Tuesday, July 3, 2012

Water(color) Water(color) Everywhere!

hu•bris (noun) excessive pride or self confidence • (in Greek tragedy) excessive pride toward or defiance of the gods, leading to nemesis. ORIGIN Greek.

As a youthful art student I was, I think it's fair to say, quite full of myself. I knew just what I wanted (to paint big canvases, murals, and frescoes) and thought I knew what I didn't want. I had the good fortune to attend a school with a mural program and an outstanding drawing program (with instructors who, among other things, really could teach human anatomy.) But the painting program had one requirement that I had no use for. (Or at least so I thought.) All painting majors were required to complete at least one semester of watercolor!

Well, being the arrogant young know-it-all that I was, I had no use for the medium. In fact, I was of the opinion that no serious artist had any use for it either. Obviously watercolor was for Sunday painters. Right? And, so, not wanting to waste my time when I could be producing "more serious works" in oils, I petitioned the senior faculty for a waiver of the watercolor requirement, was granted the dispensation, and went blissfully (or should I say, "blithely"?)  on my way.

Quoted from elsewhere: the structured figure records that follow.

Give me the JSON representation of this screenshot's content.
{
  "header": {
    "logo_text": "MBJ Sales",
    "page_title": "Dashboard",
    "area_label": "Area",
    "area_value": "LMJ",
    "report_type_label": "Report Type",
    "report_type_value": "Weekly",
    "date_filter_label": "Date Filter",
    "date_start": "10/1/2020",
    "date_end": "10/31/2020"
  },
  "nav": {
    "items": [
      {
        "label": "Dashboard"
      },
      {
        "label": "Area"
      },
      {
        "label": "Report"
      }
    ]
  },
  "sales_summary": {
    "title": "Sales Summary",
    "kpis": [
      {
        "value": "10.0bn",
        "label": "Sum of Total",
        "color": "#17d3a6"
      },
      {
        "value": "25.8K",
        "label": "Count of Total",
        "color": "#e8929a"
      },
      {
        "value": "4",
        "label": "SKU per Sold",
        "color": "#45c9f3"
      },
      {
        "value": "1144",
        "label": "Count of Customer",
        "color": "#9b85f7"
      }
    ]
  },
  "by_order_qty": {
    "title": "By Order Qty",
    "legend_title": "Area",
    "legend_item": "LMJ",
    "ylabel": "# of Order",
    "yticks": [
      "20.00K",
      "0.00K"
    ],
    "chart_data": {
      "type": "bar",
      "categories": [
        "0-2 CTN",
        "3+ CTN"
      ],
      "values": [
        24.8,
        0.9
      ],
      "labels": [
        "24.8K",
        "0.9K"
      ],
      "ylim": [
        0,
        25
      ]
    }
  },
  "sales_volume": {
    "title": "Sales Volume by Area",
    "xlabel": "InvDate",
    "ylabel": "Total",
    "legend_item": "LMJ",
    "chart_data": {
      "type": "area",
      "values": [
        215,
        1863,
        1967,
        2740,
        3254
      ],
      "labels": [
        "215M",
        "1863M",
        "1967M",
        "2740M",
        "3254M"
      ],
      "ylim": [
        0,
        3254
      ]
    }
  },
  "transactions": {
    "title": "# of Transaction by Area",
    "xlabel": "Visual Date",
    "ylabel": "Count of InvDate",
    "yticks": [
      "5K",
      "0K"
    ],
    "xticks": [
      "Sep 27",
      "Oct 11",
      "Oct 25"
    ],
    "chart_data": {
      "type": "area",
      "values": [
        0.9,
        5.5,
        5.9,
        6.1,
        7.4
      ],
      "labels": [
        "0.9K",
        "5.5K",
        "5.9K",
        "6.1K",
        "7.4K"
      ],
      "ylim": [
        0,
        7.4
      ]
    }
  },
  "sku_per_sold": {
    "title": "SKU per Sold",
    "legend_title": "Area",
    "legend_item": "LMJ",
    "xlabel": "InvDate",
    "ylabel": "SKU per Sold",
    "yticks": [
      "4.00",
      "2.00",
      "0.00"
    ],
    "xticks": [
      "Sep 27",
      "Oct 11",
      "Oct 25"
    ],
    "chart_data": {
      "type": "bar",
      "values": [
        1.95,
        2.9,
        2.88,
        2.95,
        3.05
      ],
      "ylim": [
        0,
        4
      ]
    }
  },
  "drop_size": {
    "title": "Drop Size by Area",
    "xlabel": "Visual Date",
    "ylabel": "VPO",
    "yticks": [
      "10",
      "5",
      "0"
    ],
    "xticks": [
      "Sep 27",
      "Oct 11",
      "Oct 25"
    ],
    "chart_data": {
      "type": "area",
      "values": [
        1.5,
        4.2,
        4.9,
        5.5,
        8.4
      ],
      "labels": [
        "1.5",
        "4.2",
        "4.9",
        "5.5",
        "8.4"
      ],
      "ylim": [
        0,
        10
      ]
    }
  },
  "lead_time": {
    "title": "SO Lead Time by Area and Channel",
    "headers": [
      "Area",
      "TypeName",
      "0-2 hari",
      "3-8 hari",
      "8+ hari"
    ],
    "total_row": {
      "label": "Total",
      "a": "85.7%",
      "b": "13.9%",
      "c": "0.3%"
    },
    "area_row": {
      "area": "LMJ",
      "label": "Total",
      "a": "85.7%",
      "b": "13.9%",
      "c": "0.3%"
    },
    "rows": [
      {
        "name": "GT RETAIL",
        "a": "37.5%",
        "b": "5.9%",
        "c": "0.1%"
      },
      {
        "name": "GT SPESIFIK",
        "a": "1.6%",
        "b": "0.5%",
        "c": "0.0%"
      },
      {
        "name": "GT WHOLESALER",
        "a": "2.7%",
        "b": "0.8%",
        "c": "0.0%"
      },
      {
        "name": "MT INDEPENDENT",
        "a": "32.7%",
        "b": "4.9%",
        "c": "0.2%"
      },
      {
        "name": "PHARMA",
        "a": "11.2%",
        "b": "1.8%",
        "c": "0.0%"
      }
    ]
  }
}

Fast forward a few years. I've graduated and am set up in a new studio in a new state and have just come up with an idea for a new series of paintings when it strikes me: (This is the "Ah, hay!" moment. The ancient Greeks knew it. Where there is hubris, sooner or later there's gonna be a blind date with a goddess named Nemesis.) "This series is going to be about water." And, "Wouldn't it be great if I did it in watercolor?" Oops!

So, I spent the next two summers struggling, teaching myself the rudimentaries of what I was to learn was a marvelously expressive (and challenging) medium.... And, when I eventually returned to my alma mater for a reunion, I made it a point to look up my dear old faculty mentor and a good laugh at my expense. (I've also shared it with students in every watercolor, sketching, and journaling class I've taught since.)

To paraphrase Douglas Adams's Holistic Detective, Dirk Gently: "We don't always end up where we want to be. But we usually end up where we need to be." (And, if we're luck, we'll get to have a little fun along the way! ;-D) 

How about you? Have you ever had an opportunity to grow as an artist, perhaps despite your own hubris or "better" judgement?